The future is bright for insurers servicing Southeast Asia’s largest ageing population and their young.
Life insurance premiums in Thailand rose by 5.9% to THB602bn ($18.9bn) in 2017 on the back of rising affluence and awareness of financial services in an expanding middle class, a modest penetration rate at 3.89%, as well as a rapidly ageing population. In fact, it is against this greying demographic that German giant Allianz expects to see the sector grow by about 7% in 2018.
According to UN statistics, the number of people aged 65 and over in Thailand is set to double to 15.8m by 2035 owing to increasing life expectancy. This represents a jump in this age group from 16% of the population today to 36% in 2035, Allianz noted.
The climbing life expectancy, along with an inflationary trend in medical expenses and a relatively rudimentary social security framework, mean that demand for health insurance cover is only likely to grow since private insurers will be needed to step in to help bridge the health protection gap. In addition, in late 2017 the Thai government allowed policyholders to deduct up to THB15,000 per year from taxable income, subject to a cap of THB100,000 when combined with life insurance premiums. The tax rebate, though slight, still presents an incentive for locals to consider taking out additional cover.
Thanks to a relatively stable economy and inflation – GDP growth has hovered around 3% and upwards in the last three years – Thailand’s population has enjoyed rising standards of living. Rating agency Fitch thus noted in a recent report that the life insurance market is likely to see “strong sales growth of unit-linked and annuity products” after recording a jump of 104% and 28% y-o-y respectively at the end of third quarter 2017.
The remarkable growth was attributed to the Thais’ concerns over their long-term personal finances amid a low-yield environment. Capital market observers, however, continue to remain optimistic for 2018, taking cues from positive macroeconomic performances in the latter half of 2017 and the US Federal Reserve’s decision to start raising interest rates. Whatever the outcome, insurers in Thailand are likely to benefit from a growing demand for unit-linked and annuity products as their customers seek ways to diversify their investment portfolios and plan for retirement.
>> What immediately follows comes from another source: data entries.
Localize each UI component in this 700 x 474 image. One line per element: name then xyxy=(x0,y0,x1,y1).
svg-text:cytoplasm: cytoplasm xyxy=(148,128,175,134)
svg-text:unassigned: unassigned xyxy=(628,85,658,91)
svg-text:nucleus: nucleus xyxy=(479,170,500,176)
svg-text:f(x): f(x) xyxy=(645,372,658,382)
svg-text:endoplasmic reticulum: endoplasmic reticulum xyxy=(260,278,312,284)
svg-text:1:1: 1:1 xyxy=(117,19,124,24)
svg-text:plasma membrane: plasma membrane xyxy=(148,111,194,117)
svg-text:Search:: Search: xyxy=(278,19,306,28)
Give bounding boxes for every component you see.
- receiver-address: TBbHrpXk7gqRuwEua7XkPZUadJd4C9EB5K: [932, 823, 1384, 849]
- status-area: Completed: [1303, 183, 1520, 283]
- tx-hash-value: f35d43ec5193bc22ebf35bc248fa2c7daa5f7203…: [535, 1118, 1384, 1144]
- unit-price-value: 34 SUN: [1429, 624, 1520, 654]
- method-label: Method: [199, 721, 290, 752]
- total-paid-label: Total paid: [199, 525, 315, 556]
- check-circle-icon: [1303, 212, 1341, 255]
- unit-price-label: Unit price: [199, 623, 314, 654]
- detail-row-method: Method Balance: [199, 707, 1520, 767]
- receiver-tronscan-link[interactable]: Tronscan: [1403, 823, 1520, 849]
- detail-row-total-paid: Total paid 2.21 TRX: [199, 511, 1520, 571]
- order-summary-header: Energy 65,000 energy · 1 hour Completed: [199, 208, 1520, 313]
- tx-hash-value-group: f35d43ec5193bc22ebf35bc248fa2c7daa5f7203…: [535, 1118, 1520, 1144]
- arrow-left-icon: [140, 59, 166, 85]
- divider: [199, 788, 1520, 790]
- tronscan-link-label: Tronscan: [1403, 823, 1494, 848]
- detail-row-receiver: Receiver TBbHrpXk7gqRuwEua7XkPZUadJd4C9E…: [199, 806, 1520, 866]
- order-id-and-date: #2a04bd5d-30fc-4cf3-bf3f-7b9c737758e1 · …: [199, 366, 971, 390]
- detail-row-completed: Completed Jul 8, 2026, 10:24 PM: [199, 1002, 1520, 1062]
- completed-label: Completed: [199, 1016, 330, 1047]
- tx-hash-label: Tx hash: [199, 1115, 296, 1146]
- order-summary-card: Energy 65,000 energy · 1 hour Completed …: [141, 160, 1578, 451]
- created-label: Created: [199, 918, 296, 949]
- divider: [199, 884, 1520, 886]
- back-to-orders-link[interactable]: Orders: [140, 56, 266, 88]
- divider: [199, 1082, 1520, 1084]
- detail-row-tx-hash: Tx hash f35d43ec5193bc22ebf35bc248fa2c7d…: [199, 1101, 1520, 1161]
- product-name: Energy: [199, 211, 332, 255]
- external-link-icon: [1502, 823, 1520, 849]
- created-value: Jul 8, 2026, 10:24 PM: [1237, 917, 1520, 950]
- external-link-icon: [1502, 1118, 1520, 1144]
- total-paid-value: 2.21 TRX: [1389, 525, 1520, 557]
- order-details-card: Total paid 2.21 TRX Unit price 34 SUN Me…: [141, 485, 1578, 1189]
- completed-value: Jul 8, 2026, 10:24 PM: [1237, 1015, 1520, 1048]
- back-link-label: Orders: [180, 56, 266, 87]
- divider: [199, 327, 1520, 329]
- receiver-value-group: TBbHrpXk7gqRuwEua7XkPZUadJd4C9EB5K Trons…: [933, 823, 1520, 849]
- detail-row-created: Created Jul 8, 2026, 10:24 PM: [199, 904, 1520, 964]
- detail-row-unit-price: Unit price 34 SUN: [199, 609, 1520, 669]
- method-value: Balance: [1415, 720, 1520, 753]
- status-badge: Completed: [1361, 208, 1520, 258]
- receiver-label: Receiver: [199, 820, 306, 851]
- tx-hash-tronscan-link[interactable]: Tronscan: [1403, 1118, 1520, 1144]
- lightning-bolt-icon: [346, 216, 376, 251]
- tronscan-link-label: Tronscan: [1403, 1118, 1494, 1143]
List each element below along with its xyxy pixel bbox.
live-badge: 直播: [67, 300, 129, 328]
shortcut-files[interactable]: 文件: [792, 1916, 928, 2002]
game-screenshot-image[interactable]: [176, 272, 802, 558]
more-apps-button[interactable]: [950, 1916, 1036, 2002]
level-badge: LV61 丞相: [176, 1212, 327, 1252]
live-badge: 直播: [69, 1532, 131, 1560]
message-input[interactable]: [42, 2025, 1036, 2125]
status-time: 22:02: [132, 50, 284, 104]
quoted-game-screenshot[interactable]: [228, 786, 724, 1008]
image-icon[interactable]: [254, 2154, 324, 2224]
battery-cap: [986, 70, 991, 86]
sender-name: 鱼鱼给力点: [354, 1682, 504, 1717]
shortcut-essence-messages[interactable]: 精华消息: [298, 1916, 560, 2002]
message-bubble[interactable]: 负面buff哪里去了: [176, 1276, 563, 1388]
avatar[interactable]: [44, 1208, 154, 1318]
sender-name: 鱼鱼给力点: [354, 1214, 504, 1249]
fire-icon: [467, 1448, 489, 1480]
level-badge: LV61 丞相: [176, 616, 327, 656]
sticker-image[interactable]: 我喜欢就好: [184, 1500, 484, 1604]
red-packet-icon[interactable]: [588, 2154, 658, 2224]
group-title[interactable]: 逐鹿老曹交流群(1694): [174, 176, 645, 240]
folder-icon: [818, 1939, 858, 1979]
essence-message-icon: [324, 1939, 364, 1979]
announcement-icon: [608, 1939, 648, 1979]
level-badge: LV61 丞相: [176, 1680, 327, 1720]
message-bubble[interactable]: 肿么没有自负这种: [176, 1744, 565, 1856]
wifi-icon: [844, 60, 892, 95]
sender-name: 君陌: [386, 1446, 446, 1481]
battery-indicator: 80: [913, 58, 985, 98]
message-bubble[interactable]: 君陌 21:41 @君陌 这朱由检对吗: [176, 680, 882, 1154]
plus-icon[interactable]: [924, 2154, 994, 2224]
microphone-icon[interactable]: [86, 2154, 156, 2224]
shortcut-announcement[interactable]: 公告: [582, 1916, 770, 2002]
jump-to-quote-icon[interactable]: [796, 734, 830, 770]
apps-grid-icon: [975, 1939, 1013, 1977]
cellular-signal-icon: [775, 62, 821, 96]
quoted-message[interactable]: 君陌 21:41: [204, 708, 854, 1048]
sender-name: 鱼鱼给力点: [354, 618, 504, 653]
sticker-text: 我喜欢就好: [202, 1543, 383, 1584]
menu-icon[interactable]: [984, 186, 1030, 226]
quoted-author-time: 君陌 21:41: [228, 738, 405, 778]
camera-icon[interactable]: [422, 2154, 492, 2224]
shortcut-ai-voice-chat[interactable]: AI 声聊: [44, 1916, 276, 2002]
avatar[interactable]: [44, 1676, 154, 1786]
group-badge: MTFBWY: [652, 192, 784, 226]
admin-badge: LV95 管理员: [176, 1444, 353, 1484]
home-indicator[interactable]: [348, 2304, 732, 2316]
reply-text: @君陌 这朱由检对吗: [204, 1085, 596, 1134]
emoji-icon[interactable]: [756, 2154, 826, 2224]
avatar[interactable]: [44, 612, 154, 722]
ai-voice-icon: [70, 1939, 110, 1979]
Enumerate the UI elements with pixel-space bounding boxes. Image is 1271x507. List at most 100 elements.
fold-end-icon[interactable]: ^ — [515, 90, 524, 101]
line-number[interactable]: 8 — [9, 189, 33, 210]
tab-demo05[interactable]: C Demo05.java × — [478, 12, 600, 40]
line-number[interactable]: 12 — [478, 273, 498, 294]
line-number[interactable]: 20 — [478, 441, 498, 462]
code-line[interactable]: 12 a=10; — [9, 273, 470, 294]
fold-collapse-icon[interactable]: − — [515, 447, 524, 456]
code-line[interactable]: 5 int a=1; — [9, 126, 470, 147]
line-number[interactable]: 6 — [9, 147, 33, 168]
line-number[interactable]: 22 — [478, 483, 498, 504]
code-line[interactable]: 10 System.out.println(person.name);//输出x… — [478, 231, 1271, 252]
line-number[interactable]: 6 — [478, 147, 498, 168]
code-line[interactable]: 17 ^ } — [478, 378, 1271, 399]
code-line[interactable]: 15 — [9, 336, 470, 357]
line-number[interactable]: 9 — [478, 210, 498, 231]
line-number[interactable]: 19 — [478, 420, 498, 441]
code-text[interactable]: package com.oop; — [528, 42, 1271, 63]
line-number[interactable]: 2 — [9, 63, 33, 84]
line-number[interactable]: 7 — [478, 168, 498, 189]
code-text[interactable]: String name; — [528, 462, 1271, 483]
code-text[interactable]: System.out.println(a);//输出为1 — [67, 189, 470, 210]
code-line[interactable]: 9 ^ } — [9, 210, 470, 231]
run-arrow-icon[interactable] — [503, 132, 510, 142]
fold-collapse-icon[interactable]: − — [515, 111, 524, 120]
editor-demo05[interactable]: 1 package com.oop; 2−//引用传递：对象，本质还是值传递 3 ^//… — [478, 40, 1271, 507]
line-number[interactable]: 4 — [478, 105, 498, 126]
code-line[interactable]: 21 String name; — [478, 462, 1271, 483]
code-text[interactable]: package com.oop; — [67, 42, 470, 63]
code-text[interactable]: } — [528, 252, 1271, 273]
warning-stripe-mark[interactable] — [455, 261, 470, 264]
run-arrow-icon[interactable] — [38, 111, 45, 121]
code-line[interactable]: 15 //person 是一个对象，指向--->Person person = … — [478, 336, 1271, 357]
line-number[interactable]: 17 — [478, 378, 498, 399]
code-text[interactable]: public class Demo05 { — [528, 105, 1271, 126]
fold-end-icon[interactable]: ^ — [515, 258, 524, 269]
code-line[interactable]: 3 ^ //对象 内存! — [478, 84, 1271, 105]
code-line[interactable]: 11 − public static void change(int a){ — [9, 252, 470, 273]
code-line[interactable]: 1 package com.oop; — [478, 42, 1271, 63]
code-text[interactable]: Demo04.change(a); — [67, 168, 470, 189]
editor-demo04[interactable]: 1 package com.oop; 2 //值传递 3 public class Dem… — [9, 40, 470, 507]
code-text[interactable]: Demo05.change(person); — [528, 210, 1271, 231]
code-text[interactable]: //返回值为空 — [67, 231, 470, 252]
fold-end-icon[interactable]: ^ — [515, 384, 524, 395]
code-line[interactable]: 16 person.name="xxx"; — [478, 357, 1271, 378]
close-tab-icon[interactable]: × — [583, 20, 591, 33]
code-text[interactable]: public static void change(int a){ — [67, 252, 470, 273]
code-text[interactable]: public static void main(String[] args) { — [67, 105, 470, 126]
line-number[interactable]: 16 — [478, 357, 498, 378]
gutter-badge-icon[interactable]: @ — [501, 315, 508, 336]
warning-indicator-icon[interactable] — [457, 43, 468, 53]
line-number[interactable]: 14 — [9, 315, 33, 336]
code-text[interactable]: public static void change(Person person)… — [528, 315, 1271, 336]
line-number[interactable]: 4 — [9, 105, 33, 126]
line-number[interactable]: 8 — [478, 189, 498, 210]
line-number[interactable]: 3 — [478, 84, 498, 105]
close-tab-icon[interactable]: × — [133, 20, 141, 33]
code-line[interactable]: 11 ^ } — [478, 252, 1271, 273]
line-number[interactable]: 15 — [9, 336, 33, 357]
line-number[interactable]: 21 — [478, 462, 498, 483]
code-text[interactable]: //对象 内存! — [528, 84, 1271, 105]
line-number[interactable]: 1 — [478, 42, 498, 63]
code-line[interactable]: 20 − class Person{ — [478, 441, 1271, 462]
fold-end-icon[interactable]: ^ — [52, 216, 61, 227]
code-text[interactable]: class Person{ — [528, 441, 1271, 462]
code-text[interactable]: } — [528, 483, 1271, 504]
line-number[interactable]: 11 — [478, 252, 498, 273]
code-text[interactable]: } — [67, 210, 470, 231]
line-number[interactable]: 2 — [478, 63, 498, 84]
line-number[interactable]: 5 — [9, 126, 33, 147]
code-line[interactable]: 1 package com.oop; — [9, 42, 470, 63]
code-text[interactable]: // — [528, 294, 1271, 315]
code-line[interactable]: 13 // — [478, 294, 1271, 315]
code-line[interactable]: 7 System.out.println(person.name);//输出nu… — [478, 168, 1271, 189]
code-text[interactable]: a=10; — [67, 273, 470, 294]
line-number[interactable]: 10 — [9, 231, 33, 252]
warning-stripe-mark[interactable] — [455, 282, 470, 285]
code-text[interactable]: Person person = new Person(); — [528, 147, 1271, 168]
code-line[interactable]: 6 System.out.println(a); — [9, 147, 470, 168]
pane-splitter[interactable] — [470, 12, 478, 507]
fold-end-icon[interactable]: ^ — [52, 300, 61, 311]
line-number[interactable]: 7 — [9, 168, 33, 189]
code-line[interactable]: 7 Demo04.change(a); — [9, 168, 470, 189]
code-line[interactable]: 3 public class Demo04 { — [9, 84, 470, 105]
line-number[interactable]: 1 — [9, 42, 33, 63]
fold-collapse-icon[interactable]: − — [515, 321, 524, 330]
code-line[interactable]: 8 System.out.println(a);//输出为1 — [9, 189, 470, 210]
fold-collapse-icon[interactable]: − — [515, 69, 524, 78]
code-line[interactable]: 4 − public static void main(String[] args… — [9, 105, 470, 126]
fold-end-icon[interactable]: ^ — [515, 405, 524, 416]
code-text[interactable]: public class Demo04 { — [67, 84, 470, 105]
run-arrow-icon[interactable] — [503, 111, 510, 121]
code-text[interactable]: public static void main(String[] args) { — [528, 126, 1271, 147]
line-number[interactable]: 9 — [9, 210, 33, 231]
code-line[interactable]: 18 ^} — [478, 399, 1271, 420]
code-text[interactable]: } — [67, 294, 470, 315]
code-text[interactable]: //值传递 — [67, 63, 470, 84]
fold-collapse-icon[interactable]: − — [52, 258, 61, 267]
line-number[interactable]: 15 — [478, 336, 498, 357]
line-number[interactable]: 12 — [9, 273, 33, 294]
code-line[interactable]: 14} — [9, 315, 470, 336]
New mortality table may cut both ways
Meanwhile, the Thai Life Assurance Association (TLAA) has forecast a market expansion range of 4-6% for 2018, to be driven by an estimated reduction of life premium costs between 5% and 30% after the regulator’s implementation of a new mortality table at the end of September 2017. The industry body thus expects to see cheaper life insurance premiums particularly for term life, whole life and credit life products.
TLAA president Nusara Banyatpiyaphod said, “The first response of life insurance companies is to cut costs to increase efficiency.” However, if insurers are unable to “cancel out the impact from lower-cost premiums,” the attention could be directed towards reducing distribution and marketing expenses, which could take a toll on insurance sales and potentially dampen growth. A
Motor business poised to break slump
Of Thailand’s THB219.6bn ($6.9bn) non-life insurance market (as at 2016), the motor segment accounts for the lion’s share at 58% of market premiums and has always been relied on as an engine of growth. With an average loss ratio of 46.6% between 2014 and 2016, and despite the jump to 55% in 2017, according to Willis Towers Watson (WTW), the motor business in Thailand remains a relatively profitable line in insurers’ portfolios.
In recent years, the Thai auto market shrank following the end of a first-car incentive scheme, and a period of general economic uncertainty, including the passing of the late King Bhumibol Adulyadej. This in turn led to a decline in motor insurance sales.
However, the tide appears to be turning as the Federation of Thai Industries (FTI) recently reported a pick-up – both in production and sales – in the kingdom’s automobile industry. After a 13.4% expansion in 2017 – the first annual increase in five years – the FTI has forecast domestic car sales of 900,000 in 2018. Earlier in March, local sales leapt by 12.1% to 95,082 cars, compared to the same period last year.
On the side of caution, while not yet official, there is a possibility that the government may deregulate motor insurance to encourage more competition. Nonetheless, “no major impact is expected in the short term as insurers are not allowed to compete over prices or underwriting criteria due to regulatory wording requirements”, said WTW.